Figure 5 Kaplan-Meier curves of (A,C) progression-free survival and (B,D) overall survival in patients according to (A,B) establishment of cell line and (C,D) tumorigenesis in mouse using with malignant pleural effusion. PFS, progression-free survival; OS, overall survival.

Discussion

The current study showed that (I) cell lines could be established from MPEs in 5 of 28 patients (18%); (II) RPMI-1640 supplemented with 10% FBS was most suitable to establish cell lines among tested media including MPE supernatant-containing conditions; (III) tumorigenesis in mice utilizing MPE was observed in 6 cases (21%); (IV) some mice were debilitated and died within 12 weeks without tumorigenesis, and the appearance and histology were consistent with GVHD; and (V) cell line establishment and tumorigenesis in mice were associated with a lower response to first-line therapy and poorer prognosis.

The establishment of cell lines and tumorigenesis in mice would be useful to investigate the characteristics of each tumor and determine treatment strategies for individual patients. Even if a large amount of tumor volume is needed for genetic testing, sufficient quantities can be obtained from these proliferated cells or tumors without rebiopsy from the patient. Before administering anticancer drugs to the patient, drug sensitivity can be examined to estimate the most effective drug. A report attempted to determine drug sensitivity using primary cells obtained from MPEs (21). Although this strategy likely does not yield accurate results due to the mixture of multiple cell types, the fact that it can be performed in most cases at an early stage is a great advantage. Conversely, the establishment of cell lines takes a long time, and these cells might no longer faithfully represent the molecular heterogeneity of primary patient tumors once established (22).

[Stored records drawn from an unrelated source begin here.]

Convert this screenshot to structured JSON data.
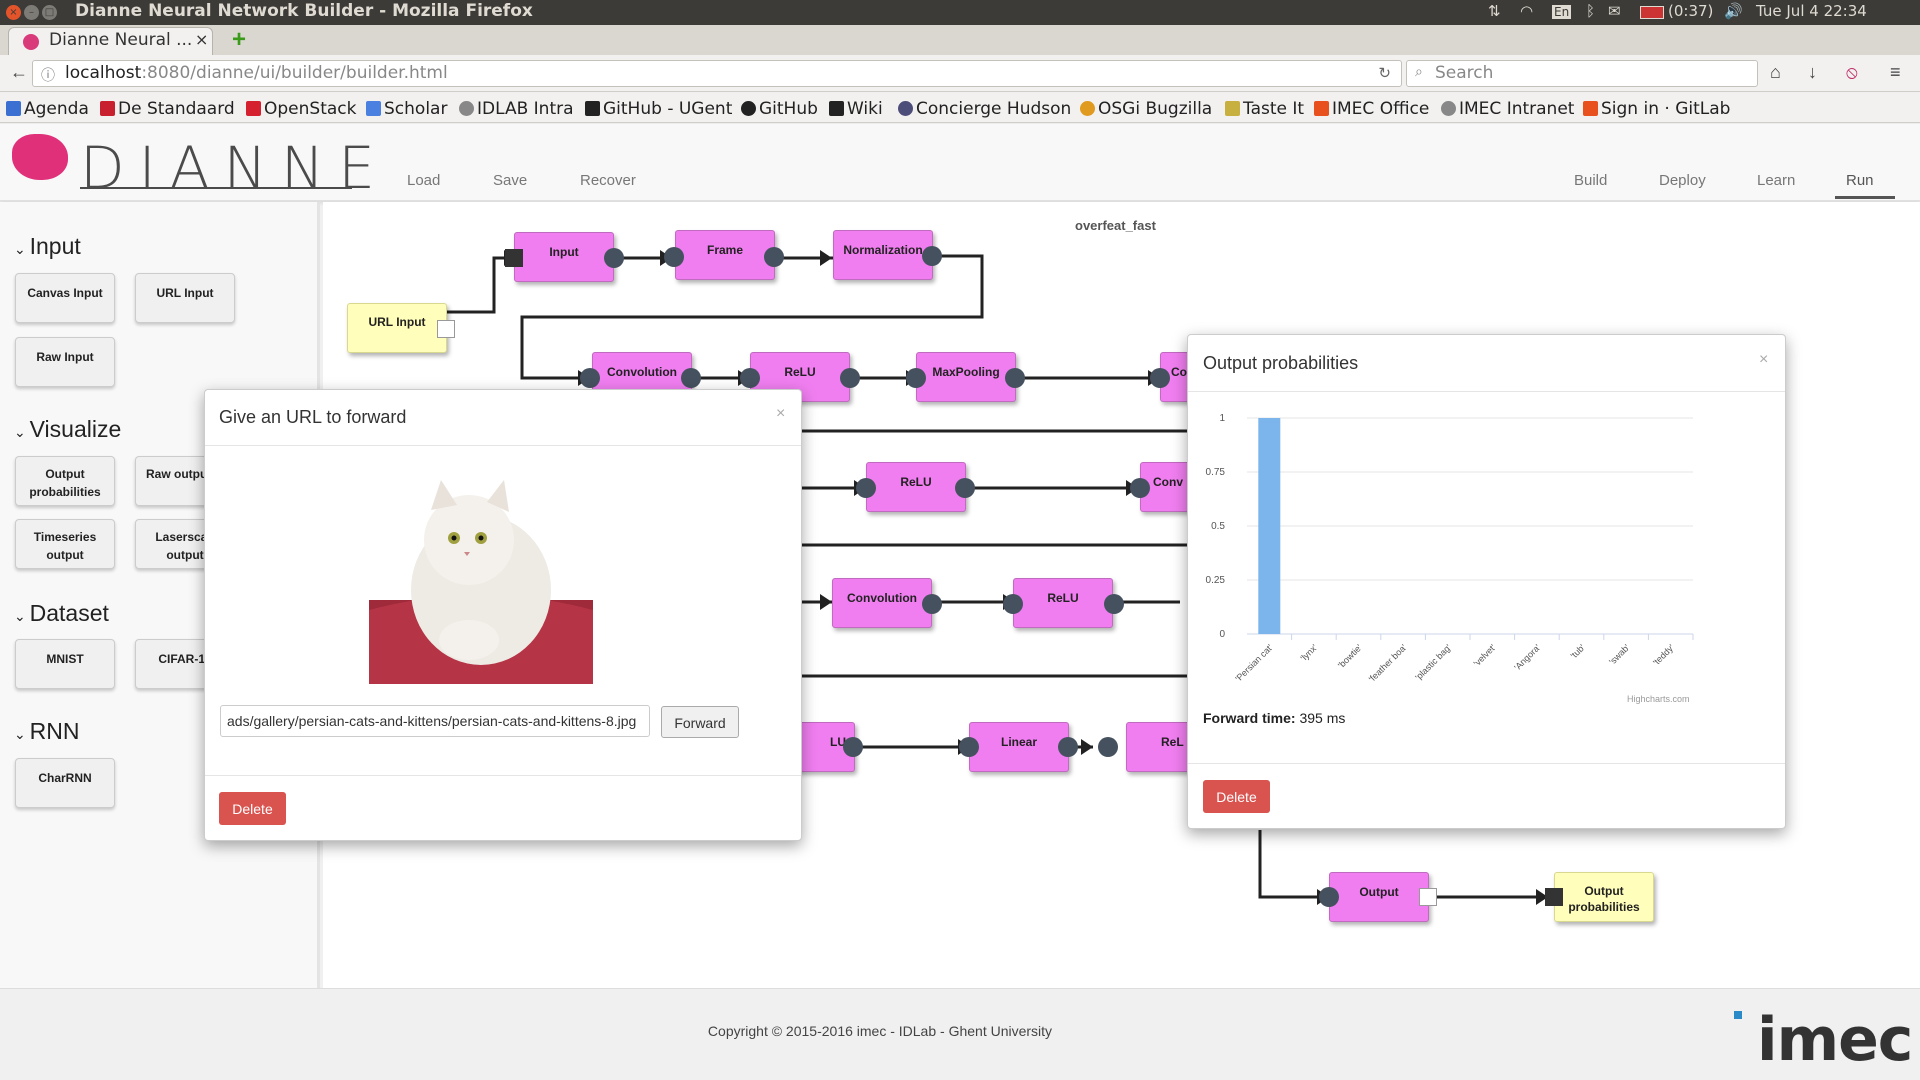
{
  "window": {
    "title": "Dianne Neural Network Builder - Mozilla Firefox"
  },
  "system_tray": {
    "battery": "(0:37)",
    "datetime": "Tue Jul  4 22:34",
    "lang": "En"
  },
  "browser": {
    "tab_title": "Dianne Neural ...",
    "url_host": "localhost",
    "url_path": ":8080/dianne/ui/builder/builder.html",
    "search_placeholder": "Search",
    "bookmarks": [
      "Agenda",
      "De Standaard",
      "OpenStack",
      "Scholar",
      "IDLAB Intra",
      "GitHub - UGent",
      "GitHub",
      "Wiki",
      "Concierge Hudson",
      "OSGi Bugzilla",
      "Taste It",
      "IMEC Office",
      "IMEC Intranet",
      "Sign in · GitLab"
    ]
  },
  "app": {
    "logo": "DIANNE",
    "menu_left": [
      "Load",
      "Save",
      "Recover"
    ],
    "menu_right": [
      "Build",
      "Deploy",
      "Learn",
      "Run"
    ],
    "active_tab": "Run"
  },
  "palette": {
    "categories": [
      {
        "name": "Input",
        "items": [
          "Canvas Input",
          "URL Input",
          "Raw Input"
        ]
      },
      {
        "name": "Visualize",
        "items": [
          "Output probabilities",
          "Raw output",
          "Timeseries output",
          "Laserscan output"
        ]
      },
      {
        "name": "Dataset",
        "items": [
          "MNIST",
          "CIFAR-10"
        ]
      },
      {
        "name": "RNN",
        "items": [
          "CharRNN"
        ]
      }
    ]
  },
  "canvas": {
    "network_name": "overfeat_fast",
    "modules": {
      "url_input": "URL Input",
      "input": "Input",
      "frame": "Frame",
      "normalization": "Normalization",
      "conv1": "Convolution",
      "relu1": "ReLU",
      "maxpool1": "MaxPooling",
      "conv2": "Co",
      "relu2": "ReLU",
      "conv3": "Conv",
      "conv4": "Convolution",
      "relu3": "ReLU",
      "relu4": "LU",
      "linear": "Linear",
      "relu5": "ReL",
      "output": "Output",
      "output_probs": "Output probabilities"
    }
  },
  "url_dialog": {
    "title": "Give an URL to forward",
    "close": "×",
    "url_value": "ads/gallery/persian-cats-and-kittens/persian-cats-and-kittens-8.jpg",
    "forward_label": "Forward",
    "delete_label": "Delete"
  },
  "prob_dialog": {
    "title": "Output probabilities",
    "close": "×",
    "forward_time_label": "Forward time:",
    "forward_time_value": "395 ms",
    "credit": "Highcharts.com",
    "delete_label": "Delete"
  },
  "chart_data": {
    "type": "bar",
    "categories": [
      "'Persian cat'",
      "'lynx'",
      "'bowtie'",
      "'feather boa'",
      "'plastic bag'",
      "'velvet'",
      "'Angora'",
      "'tub'",
      "'swab'",
      "'teddy'"
    ],
    "values": [
      1.0,
      0,
      0,
      0,
      0,
      0,
      0,
      0,
      0,
      0
    ],
    "ylim": [
      0,
      1
    ],
    "yticks": [
      "0",
      "0.25",
      "0.5",
      "0.75",
      "1"
    ],
    "color": "#7cb5ec",
    "title": "",
    "xlabel": "",
    "ylabel": ""
  },
  "footer": {
    "copyright": "Copyright © 2015-2016 imec - IDLab - Ghent University",
    "brand": "imec"
  }
}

Regarding PDX mouse models, resected tumor fragments were subcutaneously xenografted into CD1 nude and CB17-scid mice within 24 hours post-surgery (11). The tumor formation rate was 35%, with higher rates for squamous cell carcinoma (60%) than for adenocarcinoma (13%). In other studies in which surgically resected NSCLC tumors were implanted into NOD-scid mice, engraftment rates ranged from 18% to 42% (8-10,12,13). In a study utilizing bronchoscopy-guided biopsy tissues, 30 (26.3%) of 114 NSCLC PDX models were successfully generated (16). In the current study, tumorigenesis in mice utilizing MPE was observed in 21% of cases. The difference in tumor formation rates was not solely due to whether the specimens were MPEs or resected specimens but also likely due to differences in the storage conditions of specimens prior to use, culture and inoculation methods, type of mouse, and tumor biological characteristics. The freeze-thawing performed in the current study clearly reduces the cell viability and increases dead cells. NSG mice are superior to NOD-scid mice in generating mouse models of lung cancer by cell lines (20). The current study also showed that NSG mice had a tendency toward a higher rate of tumorigenesis than NOD-scid mice. Roscilli et al. optimized isolation procedures and culture conditions to expand primary cultures from MPEs and increased the rate of tumorigenesis (10 of 16 cases) in rag2/IL2 knock-out mice (21).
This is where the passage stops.